Was sollte man beim Muttermilchersatz beachten?
Produkte für die Säuglingsersatznahrung gibt es wie Sand am Meer. Umso wichtiger ist es, deren Inhaltsstoffe genau unter die Lupe zu nehmen. Wichtig ist, dass man bei Prenahrung darauf achtet, dass mehrfach ungesättigte Fettsäuren enthalten sind. Die Zugabe von Omega-3 DHA und Omega-6 ARA ist seit dem Jahr 2020 sogar gesetzlich vorgeschrieben. Fettsäuren sind essentiell an der Entwicklung des Nervensystems und der Augen beteiligt.
Ökotest hat nachgewiesen, dass einige Marken von Milchersatzpulver mit Mineralöl verunreinigt sind. Generell ist bei Muttermilchersatzpulver aus ökologischer Landwirtschaft das Risiko einer Schadstoffbelastung geringer einzustufen.
Auch wenn in puncto Säuglingsernährung Muttermilch als gesündeste Variante gilt, ist der Griff zum Fläschchen deswegen nicht automatisch ungesund.

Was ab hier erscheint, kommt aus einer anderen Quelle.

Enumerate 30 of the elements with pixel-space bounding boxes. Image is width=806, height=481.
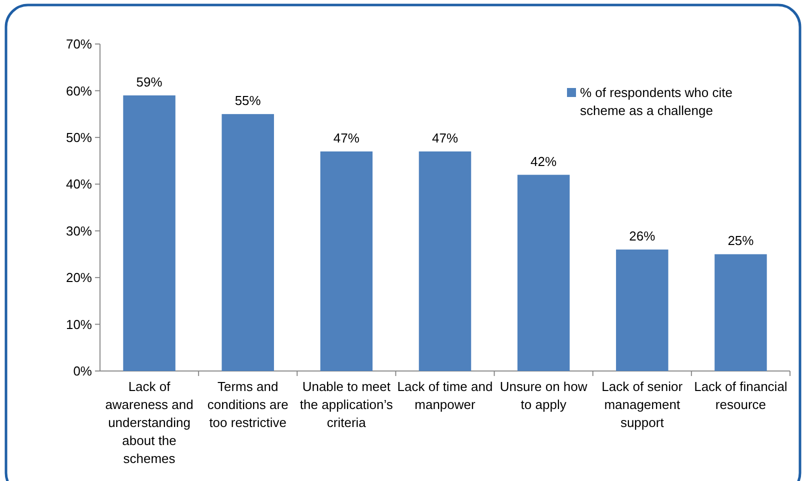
y-tick-label: 0% — [73, 364, 92, 379]
y-tick-label: 60% — [66, 83, 92, 98]
bar — [320, 151, 373, 371]
x-tick-label: Unable to meet the application’s criteria — [300, 379, 394, 430]
bar — [418, 151, 472, 371]
y-tick-label: 50% — [66, 130, 92, 145]
text: 25% — [728, 233, 754, 248]
x-tick-label: Lack of senior management support — [602, 379, 684, 430]
legend-label: % of respondents who cite scheme as a challenge — [580, 85, 732, 118]
bar — [123, 95, 176, 371]
text: 47% — [432, 130, 458, 146]
x-tick-label: Lack of financial resource — [694, 379, 788, 412]
x-tick-label: Lack of awareness and understanding about the schemes — [105, 379, 194, 466]
text: 26% — [629, 228, 656, 244]
y-tick-label: 40% — [66, 176, 92, 192]
x-tick-label: Unsure on how to apply — [500, 379, 588, 412]
text: 47% — [333, 130, 360, 146]
bar — [616, 250, 668, 371]
y-tick-label: 20% — [66, 270, 92, 286]
x-tick-label: Lack of time and manpower — [397, 379, 493, 412]
bar — [714, 254, 767, 371]
bar — [517, 174, 570, 371]
y-tick-label: 10% — [66, 316, 92, 332]
y-tick-label: 70% — [66, 36, 92, 52]
bar — [222, 114, 274, 371]
y-tick-label: 30% — [66, 223, 92, 238]
text: 59% — [136, 74, 162, 90]
x-tick-label: Terms and conditions are too restrictive — [207, 379, 288, 430]
text: 42% — [530, 154, 557, 169]
text: 55% — [234, 93, 261, 108]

Es gilt bei der großen Produktvielfalt genau hinzuschauen, um Babys eine bestmögliche und gesunde Versorgung zu gewährleisten.
Referenzen:
Ausbildungszentrum Laktation und Stillen. Anleitung für Familien, deren Babys mit der Flasche ernährt werden. 2014.
Bartok C. Babies fed breastmilk by breast versus by bottle: a pilot study evaluating early growth patterns. 2010.
Helios Klinikum Krefeld. Ratgeber rund um die Ernährung im ersten Lebensjahr. o.J.
Masaracchia R. Wie, du stillst nicht? Das Praxisbuch für Mütter, die nicht stillen wollen oder können. München: Kösel Verlag; 2012.
Pfisterer V, Rix, M, Wenzel L. Prenahrung im Test: Mineralöl in 12 von 16 Baby-Milchpulvern. Magazin Gesund Grillen Juni 2021 .
Stiftung Warentest. Allergenarme Anfangsnahrung. 2016. Zitiert am 02.02.2021. URL: https://www.test.de/Babymilch-im-Test-Achtmal-gut-einmal-mangelhaft-5032864-5032895/
WHO/Unicef. Initiative „Babyfreundliches Krankenhaus.“ Anleitung für die Zubereitung künstlicher Säuglingsmilch. 2009.